Muslims and Greek Nationalism

I shall greatly look forward to reading this forthcoming book in September upon its release for it sounds like just the sort of work I take perhaps inordinate delight in. It confounds the fabulists who retail fantastical fiction about a past that never was in service of some dreary agenda in the present. This book reminds us once again that history is almost always written with nothing but crooked lines: it is, as I ceaselessly tell my students, messy, and a failure to appreciate that almost always dooms one to buffoonery instead of intelligent commentary and judicious analysis. 

In any event, forthcoming is Islam and Nationalism in Modern Greece, 1821-1940 by Stefanos Katsikas (Oxford UP, Sept. 2021), 321pp.
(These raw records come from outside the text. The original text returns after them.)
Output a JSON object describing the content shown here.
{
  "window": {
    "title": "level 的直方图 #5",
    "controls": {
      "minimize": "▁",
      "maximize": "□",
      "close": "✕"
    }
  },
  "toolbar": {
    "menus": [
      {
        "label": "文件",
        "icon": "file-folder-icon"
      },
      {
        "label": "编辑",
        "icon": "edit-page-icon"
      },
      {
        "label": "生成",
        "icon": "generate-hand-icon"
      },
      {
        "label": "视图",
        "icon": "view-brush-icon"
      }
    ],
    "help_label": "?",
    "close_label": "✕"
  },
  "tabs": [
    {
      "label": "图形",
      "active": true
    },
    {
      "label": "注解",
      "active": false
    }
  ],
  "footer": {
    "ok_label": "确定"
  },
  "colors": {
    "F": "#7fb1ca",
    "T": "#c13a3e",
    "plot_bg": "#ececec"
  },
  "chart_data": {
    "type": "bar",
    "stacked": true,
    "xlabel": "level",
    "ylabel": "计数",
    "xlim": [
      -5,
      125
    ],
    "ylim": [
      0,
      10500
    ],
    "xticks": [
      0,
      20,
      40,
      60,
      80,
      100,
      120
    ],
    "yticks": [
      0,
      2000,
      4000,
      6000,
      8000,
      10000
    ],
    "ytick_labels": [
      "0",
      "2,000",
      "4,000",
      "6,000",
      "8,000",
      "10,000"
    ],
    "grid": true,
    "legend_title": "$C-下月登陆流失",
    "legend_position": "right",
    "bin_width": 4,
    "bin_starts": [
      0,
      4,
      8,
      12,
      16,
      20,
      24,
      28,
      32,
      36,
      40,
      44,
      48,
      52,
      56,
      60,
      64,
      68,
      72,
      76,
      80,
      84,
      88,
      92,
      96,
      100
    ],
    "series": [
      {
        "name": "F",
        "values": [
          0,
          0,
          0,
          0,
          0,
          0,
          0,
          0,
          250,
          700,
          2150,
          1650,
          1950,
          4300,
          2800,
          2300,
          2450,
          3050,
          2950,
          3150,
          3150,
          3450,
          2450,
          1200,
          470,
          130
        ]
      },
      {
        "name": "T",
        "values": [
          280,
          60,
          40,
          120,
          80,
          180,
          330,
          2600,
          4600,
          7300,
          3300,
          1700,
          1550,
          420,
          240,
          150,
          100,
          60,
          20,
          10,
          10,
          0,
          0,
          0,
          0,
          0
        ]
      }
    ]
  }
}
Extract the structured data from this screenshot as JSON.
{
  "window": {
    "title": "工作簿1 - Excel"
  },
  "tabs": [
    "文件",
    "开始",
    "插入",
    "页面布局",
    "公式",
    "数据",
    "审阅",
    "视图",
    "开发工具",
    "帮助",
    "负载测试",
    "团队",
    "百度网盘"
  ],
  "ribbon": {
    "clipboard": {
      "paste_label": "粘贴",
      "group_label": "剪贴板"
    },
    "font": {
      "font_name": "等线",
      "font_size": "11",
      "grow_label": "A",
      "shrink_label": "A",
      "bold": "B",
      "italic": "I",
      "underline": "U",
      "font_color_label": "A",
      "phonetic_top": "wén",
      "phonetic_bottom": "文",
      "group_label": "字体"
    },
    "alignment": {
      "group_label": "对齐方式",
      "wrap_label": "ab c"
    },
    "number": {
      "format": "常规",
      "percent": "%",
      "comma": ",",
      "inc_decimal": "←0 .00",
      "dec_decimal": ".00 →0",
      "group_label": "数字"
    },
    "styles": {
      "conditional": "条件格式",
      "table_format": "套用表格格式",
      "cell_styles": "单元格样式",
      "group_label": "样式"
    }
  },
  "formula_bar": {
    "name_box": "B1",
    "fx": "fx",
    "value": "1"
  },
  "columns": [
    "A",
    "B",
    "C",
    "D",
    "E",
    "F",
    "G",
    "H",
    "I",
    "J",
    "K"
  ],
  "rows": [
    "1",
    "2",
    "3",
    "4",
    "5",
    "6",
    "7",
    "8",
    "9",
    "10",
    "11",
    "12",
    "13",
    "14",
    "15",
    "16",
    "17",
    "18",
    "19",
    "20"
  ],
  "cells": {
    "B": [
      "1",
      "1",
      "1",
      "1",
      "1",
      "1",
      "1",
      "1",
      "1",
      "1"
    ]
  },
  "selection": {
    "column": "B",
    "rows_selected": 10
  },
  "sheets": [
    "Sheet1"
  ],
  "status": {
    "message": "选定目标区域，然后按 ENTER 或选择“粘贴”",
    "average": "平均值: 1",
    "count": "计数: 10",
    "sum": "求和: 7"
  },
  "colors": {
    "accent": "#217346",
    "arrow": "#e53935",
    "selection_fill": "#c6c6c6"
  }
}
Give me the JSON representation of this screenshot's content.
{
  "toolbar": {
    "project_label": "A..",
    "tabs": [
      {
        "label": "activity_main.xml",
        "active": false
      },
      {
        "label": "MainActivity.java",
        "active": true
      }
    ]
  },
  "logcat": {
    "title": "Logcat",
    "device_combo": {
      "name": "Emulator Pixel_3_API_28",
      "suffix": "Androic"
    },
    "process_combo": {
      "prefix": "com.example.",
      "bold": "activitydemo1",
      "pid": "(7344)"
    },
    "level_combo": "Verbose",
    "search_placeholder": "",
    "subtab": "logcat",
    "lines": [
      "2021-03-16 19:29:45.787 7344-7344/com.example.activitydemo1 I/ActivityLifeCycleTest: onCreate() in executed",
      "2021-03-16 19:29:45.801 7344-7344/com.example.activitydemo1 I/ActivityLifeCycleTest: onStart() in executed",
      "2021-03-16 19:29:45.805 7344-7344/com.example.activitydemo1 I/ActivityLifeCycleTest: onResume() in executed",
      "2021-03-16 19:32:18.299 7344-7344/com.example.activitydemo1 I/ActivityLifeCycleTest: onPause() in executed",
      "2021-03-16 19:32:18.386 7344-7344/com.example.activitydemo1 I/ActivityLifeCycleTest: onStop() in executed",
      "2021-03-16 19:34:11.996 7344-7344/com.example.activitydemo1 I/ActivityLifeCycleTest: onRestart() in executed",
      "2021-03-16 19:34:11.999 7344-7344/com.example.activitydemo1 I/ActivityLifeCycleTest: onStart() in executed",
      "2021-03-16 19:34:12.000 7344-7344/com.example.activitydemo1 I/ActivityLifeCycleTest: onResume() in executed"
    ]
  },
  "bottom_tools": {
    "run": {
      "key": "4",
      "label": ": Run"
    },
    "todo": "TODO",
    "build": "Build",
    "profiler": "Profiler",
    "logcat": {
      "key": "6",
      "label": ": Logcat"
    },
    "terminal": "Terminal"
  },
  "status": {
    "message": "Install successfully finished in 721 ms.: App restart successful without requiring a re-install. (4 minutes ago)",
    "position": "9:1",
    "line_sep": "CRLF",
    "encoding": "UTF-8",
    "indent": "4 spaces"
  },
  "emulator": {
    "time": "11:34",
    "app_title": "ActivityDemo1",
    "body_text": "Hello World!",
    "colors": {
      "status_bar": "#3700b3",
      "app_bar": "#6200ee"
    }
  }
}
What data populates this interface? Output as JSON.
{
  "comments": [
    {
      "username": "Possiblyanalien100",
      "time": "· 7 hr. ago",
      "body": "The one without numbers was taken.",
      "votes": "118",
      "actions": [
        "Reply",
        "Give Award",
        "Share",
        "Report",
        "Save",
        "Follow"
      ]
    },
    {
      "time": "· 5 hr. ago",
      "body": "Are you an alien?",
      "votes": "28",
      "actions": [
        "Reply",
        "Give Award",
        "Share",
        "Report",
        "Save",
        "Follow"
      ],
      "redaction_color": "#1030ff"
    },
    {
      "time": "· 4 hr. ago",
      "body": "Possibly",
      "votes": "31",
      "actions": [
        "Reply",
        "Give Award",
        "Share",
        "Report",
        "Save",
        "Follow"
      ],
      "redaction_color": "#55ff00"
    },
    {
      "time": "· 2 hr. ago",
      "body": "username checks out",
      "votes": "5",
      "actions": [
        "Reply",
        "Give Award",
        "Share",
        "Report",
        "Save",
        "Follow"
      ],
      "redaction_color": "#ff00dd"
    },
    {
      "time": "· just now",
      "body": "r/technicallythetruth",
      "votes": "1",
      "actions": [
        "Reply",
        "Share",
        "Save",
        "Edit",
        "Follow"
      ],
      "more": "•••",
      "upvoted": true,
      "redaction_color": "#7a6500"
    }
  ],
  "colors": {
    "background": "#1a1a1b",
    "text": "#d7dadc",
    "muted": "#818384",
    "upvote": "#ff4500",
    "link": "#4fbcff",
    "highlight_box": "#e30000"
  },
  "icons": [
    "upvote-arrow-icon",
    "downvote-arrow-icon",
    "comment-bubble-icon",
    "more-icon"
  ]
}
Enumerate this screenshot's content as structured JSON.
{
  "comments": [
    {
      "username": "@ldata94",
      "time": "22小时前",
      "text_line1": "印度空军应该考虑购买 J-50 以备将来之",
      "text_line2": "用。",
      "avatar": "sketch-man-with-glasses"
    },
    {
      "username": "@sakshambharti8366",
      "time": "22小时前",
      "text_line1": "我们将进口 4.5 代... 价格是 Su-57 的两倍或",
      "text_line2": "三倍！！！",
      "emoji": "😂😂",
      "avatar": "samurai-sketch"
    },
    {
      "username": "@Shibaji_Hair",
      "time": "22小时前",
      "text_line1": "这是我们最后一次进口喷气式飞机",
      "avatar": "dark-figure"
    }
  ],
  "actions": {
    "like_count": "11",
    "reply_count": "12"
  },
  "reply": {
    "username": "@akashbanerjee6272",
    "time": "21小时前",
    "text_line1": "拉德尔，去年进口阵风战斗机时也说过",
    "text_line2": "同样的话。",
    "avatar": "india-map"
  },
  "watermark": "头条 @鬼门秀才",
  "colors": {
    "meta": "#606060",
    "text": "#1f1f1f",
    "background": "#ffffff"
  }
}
About this book the publisher tells us this: 

Drawing from a wide range of archival and secondary Greek, Bulgarian, Ottoman, and Turkish sources, Islam and Nationalism in Modern Greece, 1821-1940 explores the way in which the Muslim populations of Greece were ruled by state authorities from the time of Greece's political emancipation from the Ottoman Empire in the 1820s until the country's entrance into the Second World War, in October 1940. The book examines how state rule influenced the development of the Muslim population's collective identity as a minority and affected Muslim relations with the Greek authorities and Orthodox Christians.

Greece was the first country in the Balkans to become an independent state and a pioneer in experimenting with minority issues. Greece's ruling framework and many state administrative measures and patterns would serve as templates in other Christian Orthodox Balkan states with Muslim minorities (Bulgaria, Romania, Serbia, Cyprus). Muslim religious officials were empowered with authority which they did not have in Ottoman times, and aspects of the Islamic law (Sharia) were incorporated into the state legal system to be used for Muslim family and property affairs. Religion remained a defining element in the political, social, and cultural life of the post-Ottoman Balkans; Stefanos Katsikas explores the role religious nationalism and public institutions have played in the development and preservation of religious and ethnic identity. Religion remains a key element of individual and collective identity but only as long as there are strong institutions and the political framework to support and maintain religious diversity.